第50回音楽鑑賞教育振興 作文コンクール(中学生の部) 入選受賞のお知らせ
 本校では毎年、『聴いてみつけた音楽の楽しみ』についての作文を生徒から募っております。全国の中学生から4095点の応募があり、厳正なる審査の結果、最優秀賞1名・優秀賞3名に続く20名の「入選」に、本校の中学1年 藤野克彬 君の作文が選ばれ、2月4日(日)武蔵野音楽大学ブラームスホールにて表彰されました。この入賞により、早稲田実業学校中等部に対し「学校賞」もいただき、賞状と副賞が授与されております。中等部は9年連続の「学校賞」受賞となります。今年度は「高校生の部」にて高等部からも1名優秀賞を受賞しており、6年連続のダブル受賞となっております。


美術

 美術では、一人一人が自分と向き合いながら、各課題にじっくりと取り組めるように工夫しています。
 1年次には、主に身近なものを題材にして、その特徴や印象を大切にしながら見たり感じたことを美的な表現活動につなげていきます。また、形や色彩、モダンテクニック、材料や用具の特性、鑑賞などを実技と関連を持たせて実践的に学びます。
 2・3年次には1年次の基礎を踏まえ、自分の表現方法を深めていきます。自己や自然の造形、生活や社会とのかかわりを題材に各自の想像を膨らませ、表現方法を探りながらじっくりとイメージを形にしていくことで、創造的に表現する力を伸ばします。
 3年間の諸活動を通じて、豊かな感性や創造性を育むことが目標です。


保健体育

 日頃の学習活動を通して、生涯にわたって運動に親しみ、健康の保持増進のための実践力を養うことを目標にしています。体育分野においては、人工芝のグラウンドや多目的コート、第1・2体育館といった充実した体育施設を活用して様々な活動を行います。1年次では、陸上競技、体操、マット運動といった個人種目を行い、個人の体力向上に努めます。2・3年次においては武道、ダンス及び各種団体球技を段階的に取り組みます。武道においては個人の体力の向上とともに礼法を身につけ、ダンスの授業を通して身体活動を用いて様々なことを表現することを学びます。そして、各種団体球技を取り入れることにより、運動技能の向上を図り、自らが運動する意欲を養うとともに、集団の中で協力して物事に取り組む能力と態度を育てます。保健分野においては、3年間を通して展開されている授業の中で、健康的に生活を送ることができる資質と能力を育てます。また、1.2年次の7月には水泳の集中授業を行い、水に慣れ親しむとともに、水泳の事故防止に関する知識を習得します。そして9月下旬に行われる体育祭では、生徒の体育祭実行委員が中心となって学年ごとに予行演習を行い、生徒が自主性を持って行事に参加しています。さらに、全学年12月には完走大会(男子8km走、女子6km走)を開催し、心身の鍛錬に努めます。


技術・家庭

 技術・家庭(技術分野)の授業は、生産労働の世界、とりわけ工業と農業の基礎について学ぶ教科です。
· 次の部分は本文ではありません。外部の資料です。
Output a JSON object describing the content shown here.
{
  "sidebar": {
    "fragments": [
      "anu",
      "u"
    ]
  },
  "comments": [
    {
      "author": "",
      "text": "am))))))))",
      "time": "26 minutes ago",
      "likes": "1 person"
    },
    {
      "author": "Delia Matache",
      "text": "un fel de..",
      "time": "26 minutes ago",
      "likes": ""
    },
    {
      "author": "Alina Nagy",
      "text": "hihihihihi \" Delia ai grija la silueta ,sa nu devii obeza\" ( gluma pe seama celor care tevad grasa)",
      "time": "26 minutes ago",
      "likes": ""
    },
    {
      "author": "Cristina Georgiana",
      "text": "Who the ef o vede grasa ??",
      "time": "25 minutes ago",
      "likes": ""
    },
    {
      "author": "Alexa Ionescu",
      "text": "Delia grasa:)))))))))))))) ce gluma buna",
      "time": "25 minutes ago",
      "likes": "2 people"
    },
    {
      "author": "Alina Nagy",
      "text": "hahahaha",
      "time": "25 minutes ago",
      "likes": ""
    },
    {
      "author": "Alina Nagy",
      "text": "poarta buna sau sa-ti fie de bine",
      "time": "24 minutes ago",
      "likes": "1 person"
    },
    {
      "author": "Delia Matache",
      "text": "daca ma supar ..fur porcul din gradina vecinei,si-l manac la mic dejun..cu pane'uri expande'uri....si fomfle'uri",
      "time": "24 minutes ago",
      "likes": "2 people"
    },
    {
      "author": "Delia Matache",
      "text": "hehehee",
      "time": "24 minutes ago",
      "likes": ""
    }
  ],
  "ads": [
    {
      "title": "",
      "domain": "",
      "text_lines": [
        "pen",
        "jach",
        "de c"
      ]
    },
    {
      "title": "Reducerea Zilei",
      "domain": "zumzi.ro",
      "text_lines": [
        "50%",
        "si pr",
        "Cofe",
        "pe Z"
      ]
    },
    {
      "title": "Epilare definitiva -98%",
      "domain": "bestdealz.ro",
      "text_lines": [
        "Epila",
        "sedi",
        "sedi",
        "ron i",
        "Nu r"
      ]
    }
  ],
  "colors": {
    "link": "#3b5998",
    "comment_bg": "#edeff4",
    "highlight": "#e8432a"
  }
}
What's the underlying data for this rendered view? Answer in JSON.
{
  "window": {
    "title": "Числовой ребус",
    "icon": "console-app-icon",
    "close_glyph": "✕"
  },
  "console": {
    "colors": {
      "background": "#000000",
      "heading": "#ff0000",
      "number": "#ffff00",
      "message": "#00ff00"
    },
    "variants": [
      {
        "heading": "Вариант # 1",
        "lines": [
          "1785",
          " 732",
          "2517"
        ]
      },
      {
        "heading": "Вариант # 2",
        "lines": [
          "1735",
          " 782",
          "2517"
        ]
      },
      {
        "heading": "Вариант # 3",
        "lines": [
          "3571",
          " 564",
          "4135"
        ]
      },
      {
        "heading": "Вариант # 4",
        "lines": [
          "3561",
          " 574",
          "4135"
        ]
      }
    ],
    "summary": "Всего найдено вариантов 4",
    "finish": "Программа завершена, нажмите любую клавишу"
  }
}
学習内容は、「生産と製図:生産労働の世界における共通言語を学ぶ」「金属加工:ナイフ製作および鋳造キーホルダー製作で材料加工の基礎を学ぶ」「ものづくりと環境:製鉄から自然環境と人間との関係を学ぶ」「電気:電気エネルギーの計測および電気製品の製作について学ぶ」「情報:プログラミングの基礎を学ぶ」「食糧生産:ダイコンの育成で農業の基礎を学ぶ」等を複合的、縦断的に学びます。
 技術科は、「技術とはなにか」「労働とはなにか」「価値とはなにか」について学びを深める教科です。それは、自らの将来、社会に出て何を成すべきかについて考えることにもつながります。確かな知識と技能を獲得する「ものづくり」を通じて、「はたらく」世界を少しでも身近に感じてもらえれば嬉しいです。
 技術・家庭(家庭分野)では、一人の自立した人間として、豊かな人生を歩むための基礎知識やものの考え方を学びます。「住居分野」では平面記号の読み方や将来一人暮らしをすることを想定し、物件選びのポイントなどを学びます。食分野では、現在の自分の食生活を見直し、問題点を見つけ改善する力をつけることを目指します。「保育分野」では幼児のための絵本作りに重点を置き、優秀作品は文化祭で展示発表をしています。「被服分野」では自分でボタン付けやほつれが直せるよう基礎縫いの練習を取り入れ、自立するための基礎的な力をつけることを目指しています。


英語

 1年生では、特に、音声・伝達重視の言語活動を多く取り入れます。また、英語基礎学力定着の徹底を図るため「繰り返し」を大切にし、学習の習慣化を身に付けさせ、自律的(自己で問題解決が出来る)学習者の養成に全力を挙げます。そのために、継続的な辞書指導、教科書以外の読み物を使っての多読指導を実施します。2年生以降は、外国人講師との協同授業及び暗唱大会、スキット・コンテスト、スピーチ・コンテストなどの活動を定期的に取り入れ、英語を実際に使用する機会を増やします。更に、3年生以降は、「聞く、読む、話す、書く」の4技能のバランスの取れた習得を目指すと共に、言語や異文化についての関心や理解を深め、英語を使って積極的にコミュニケーションを取る姿勢を養います。
 他に、外部英語試験(英検<中1(終了時まで)で4級、中2で3級、中3で準2級取得を目標に>、TOEIC-Bridge、GTECなど)を定期的に受験させ、一人一人が客観的に自分の英語力を分析・確認し、効果的な学習方法を見つける機会も提供します。